P-274 - Nodal status predict pathologic complete response following preoperative chemotherapy for colorectal liver metastases

Date 04 July 2015
Event WorldGI 2015
Session Posters
Topics Anti-Cancer Agents & Biologic Therapy
Colon Cancer
Rectal Cancer
Pathology/Molecular Biology
Presenter L. Calera
Citation Annals of Oncology (2015) 26 (suppl_4): 1-100. 10.1093/annonc/mdv233
Authors L. Calera1, I. Pajares1, R. Pazo1, J. Martinez Trufero1, P. Bueso1, A. Cebollero1, A.M. Comin1, I. Torres1, R. Jaso2, I. Trueba3, V. Alvarez4, A. Anton1, F. Rivera4
  • 1Hospital Universitario Miguel Servet, Zaragoza/ES
  • 2HUMS, Santander/ES
  • 3Hospital Txagorritxu, Vitoria/ES
  • 4Hospital Universitario Marques de Valdecilla, Santander/ES



Neoadjuvant chemotherapy for unresectable colorectal liver metastases can downsize tumours for curative resection. Pathological response has been shown to be a predictor for survival after preoperative chemotherapy and surgical resection of colorectal cancer liver metastases. In this study predictive factors of complete pathological response were analyzed.

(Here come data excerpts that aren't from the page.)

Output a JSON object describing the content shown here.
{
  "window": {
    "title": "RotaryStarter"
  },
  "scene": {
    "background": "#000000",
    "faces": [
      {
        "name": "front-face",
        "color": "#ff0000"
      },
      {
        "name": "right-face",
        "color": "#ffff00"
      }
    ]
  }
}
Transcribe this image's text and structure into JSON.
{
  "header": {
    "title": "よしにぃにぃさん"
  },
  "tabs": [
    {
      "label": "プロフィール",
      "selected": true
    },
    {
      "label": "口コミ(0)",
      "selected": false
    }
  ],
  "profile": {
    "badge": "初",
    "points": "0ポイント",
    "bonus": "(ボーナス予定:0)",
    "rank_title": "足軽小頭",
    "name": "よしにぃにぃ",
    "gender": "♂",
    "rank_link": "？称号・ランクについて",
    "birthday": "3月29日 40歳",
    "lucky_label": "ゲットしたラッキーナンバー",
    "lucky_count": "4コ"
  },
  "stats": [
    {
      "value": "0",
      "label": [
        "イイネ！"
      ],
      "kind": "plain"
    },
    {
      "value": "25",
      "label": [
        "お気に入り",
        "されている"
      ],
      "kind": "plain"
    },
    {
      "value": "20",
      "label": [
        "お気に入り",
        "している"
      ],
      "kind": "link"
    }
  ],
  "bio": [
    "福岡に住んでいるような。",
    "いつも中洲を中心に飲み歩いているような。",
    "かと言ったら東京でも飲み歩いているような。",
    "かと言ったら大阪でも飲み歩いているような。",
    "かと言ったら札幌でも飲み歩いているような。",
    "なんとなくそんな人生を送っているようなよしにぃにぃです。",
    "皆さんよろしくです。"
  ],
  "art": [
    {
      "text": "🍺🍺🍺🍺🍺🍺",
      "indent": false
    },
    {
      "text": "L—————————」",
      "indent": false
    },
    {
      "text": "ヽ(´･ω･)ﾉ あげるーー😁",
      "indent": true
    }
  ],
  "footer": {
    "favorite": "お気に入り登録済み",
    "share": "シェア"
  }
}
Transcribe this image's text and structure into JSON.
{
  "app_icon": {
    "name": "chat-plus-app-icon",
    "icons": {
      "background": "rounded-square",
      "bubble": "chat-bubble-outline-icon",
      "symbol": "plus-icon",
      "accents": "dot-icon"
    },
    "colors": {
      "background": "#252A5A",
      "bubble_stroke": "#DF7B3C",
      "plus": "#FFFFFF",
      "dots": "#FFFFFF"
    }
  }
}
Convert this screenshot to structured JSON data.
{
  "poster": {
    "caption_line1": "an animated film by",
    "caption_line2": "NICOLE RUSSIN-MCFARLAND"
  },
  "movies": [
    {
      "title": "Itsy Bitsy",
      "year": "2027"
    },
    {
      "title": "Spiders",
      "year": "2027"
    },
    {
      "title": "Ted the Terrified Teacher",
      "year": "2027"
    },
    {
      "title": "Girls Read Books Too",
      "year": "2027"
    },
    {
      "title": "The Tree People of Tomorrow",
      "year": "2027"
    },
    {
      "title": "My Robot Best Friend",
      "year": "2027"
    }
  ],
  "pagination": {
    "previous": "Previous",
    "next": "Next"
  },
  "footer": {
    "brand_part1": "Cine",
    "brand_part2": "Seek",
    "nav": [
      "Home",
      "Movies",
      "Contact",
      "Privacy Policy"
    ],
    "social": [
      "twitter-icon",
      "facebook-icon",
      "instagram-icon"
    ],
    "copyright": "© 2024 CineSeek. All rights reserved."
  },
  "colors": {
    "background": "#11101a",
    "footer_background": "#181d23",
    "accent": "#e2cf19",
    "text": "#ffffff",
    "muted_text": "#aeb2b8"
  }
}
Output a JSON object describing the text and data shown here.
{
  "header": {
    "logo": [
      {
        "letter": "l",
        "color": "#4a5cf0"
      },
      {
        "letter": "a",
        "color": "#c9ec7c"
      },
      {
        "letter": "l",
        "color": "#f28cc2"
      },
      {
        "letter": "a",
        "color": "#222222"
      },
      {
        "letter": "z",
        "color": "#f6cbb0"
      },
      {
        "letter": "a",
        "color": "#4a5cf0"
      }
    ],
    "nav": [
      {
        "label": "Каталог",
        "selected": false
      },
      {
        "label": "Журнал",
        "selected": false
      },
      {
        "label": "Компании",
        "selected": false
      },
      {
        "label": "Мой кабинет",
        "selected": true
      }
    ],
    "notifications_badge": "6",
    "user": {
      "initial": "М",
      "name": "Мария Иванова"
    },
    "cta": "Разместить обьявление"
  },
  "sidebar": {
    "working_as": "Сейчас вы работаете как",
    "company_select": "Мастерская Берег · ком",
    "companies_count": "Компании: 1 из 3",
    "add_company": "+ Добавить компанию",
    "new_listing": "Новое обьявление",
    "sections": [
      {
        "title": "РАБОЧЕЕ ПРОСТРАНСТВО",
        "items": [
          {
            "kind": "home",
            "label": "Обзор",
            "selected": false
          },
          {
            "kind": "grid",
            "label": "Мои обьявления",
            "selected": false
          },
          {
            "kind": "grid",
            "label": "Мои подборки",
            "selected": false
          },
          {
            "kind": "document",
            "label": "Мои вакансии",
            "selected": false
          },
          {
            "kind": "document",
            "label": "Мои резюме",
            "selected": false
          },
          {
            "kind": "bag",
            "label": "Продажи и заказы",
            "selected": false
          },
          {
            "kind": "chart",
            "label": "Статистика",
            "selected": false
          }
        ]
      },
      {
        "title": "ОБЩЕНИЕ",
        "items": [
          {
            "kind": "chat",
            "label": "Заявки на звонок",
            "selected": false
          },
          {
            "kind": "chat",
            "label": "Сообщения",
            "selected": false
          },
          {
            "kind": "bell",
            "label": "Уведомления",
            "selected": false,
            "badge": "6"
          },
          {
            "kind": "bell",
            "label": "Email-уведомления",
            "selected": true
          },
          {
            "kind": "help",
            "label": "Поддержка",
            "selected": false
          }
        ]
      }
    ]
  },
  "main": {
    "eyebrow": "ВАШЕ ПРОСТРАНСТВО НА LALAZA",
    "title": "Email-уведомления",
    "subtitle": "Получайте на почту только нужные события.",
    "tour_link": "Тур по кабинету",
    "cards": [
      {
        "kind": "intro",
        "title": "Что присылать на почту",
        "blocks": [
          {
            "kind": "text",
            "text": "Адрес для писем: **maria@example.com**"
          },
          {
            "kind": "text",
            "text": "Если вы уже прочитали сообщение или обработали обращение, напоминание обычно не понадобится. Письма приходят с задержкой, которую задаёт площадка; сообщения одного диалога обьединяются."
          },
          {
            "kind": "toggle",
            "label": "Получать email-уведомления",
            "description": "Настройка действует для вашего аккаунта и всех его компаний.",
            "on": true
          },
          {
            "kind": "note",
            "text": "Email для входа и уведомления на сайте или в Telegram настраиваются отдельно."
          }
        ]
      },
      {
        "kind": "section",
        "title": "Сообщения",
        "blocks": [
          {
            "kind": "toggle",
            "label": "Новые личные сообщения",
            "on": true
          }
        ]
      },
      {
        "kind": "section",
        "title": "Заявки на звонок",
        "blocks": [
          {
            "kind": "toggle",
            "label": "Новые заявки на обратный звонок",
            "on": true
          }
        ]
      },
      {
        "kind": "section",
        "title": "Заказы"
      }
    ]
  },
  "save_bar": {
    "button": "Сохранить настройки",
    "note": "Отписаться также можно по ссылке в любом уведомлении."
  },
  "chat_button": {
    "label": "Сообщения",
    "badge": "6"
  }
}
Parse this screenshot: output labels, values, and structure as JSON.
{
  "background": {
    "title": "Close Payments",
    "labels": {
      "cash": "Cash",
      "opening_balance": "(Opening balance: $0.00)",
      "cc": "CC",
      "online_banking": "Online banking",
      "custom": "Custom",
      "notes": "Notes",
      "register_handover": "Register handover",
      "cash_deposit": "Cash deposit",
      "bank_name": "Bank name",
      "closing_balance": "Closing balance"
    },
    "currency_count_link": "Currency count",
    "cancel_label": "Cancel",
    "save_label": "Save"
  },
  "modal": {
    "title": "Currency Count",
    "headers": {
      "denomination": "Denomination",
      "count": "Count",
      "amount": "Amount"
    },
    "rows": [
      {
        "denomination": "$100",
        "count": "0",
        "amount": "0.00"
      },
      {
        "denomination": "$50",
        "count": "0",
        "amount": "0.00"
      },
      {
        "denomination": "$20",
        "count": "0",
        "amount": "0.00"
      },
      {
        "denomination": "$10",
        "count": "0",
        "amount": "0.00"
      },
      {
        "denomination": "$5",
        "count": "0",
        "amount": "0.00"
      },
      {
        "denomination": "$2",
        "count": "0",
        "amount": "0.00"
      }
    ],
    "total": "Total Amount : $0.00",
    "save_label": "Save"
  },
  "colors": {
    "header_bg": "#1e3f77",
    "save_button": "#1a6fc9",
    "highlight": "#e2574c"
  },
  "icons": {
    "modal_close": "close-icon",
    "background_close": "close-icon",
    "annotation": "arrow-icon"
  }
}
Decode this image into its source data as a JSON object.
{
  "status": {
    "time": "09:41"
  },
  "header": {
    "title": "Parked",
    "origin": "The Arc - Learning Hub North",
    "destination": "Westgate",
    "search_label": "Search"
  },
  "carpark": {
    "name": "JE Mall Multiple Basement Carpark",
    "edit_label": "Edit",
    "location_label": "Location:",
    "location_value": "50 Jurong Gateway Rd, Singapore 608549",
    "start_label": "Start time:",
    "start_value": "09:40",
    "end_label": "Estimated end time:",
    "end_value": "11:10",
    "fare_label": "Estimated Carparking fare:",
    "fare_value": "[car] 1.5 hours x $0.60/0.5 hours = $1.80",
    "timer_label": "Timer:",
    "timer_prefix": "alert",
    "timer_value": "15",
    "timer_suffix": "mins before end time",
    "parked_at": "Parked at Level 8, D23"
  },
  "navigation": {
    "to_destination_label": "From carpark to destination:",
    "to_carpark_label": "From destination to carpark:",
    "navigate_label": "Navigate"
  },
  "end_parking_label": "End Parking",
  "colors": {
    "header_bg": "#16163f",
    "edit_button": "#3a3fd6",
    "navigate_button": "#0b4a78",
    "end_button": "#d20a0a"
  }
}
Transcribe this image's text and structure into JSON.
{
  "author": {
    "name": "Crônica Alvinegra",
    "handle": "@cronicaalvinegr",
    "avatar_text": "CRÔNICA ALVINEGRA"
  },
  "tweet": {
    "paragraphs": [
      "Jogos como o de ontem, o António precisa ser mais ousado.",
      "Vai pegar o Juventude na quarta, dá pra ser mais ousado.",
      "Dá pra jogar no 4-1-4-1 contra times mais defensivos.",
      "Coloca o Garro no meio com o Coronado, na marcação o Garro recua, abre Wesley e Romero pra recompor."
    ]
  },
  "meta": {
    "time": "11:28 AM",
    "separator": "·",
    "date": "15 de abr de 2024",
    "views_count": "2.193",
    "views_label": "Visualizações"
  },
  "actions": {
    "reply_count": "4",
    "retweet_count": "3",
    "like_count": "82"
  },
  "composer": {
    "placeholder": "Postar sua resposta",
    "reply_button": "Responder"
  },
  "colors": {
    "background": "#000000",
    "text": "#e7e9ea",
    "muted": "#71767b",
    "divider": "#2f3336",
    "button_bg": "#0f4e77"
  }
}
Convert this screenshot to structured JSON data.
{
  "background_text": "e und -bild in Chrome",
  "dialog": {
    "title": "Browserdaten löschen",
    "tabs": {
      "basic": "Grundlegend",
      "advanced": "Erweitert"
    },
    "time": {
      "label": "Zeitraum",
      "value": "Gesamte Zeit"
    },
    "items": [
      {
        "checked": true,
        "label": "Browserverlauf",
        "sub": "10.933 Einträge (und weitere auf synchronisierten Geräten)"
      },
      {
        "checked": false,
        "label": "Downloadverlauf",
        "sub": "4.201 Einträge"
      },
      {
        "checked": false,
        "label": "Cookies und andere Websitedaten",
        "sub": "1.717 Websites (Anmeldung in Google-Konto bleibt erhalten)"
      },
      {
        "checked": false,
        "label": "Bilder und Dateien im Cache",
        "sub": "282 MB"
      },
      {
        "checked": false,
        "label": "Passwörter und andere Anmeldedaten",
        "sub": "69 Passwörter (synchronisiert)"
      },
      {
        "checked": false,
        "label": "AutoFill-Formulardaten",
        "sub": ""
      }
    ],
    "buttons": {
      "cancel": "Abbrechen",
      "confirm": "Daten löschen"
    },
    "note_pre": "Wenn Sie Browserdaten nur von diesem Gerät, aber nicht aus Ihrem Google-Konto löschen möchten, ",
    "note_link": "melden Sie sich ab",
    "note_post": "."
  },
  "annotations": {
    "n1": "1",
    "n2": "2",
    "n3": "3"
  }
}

Between January 2004, and January 2011, 70 patients (pts) were treated with liver surgery in a single institution. 21 pts received preoperative chemotherapy. Complete pathological response was achieved in 7 patients (33,3%). All patients were stage IV mCRC with liver metastases, were unresectable or marginally resectable tumor before chemotherapy. Pathologic response was evaluated and reported as the mean of the percentage of cancer cells remaining within each tumor. When no residual cancer cells were observed, it was considered complete response. Univariate analysis and logistic regression were performed to identify the predictors of complete pathologic response.


Cumulative 5-year overall were 42% for patients who achieved complete response (no residual cancer cells) after chemotherapy. Univariate analysis identified pretreatment serum FA and GGT levels and N clinical stage as significant correlates of pathological complete response. Logistic regression analysis found N stage as independent clinical predictors for achieving complete response (odds ratio, 0,016; 95% confidence interval, 0.001-0.207; P = 0.002).


We demonstrated an association between low pretreatment FA and GGT levels, and N stage and pathologic complete response in patients treated with preoperative chemotherapy. N stage was independent predictors for achieving complete response. Further studies are needed to evaluate the predictive value of N stage for pathologic complete response in colorectal liver metastases.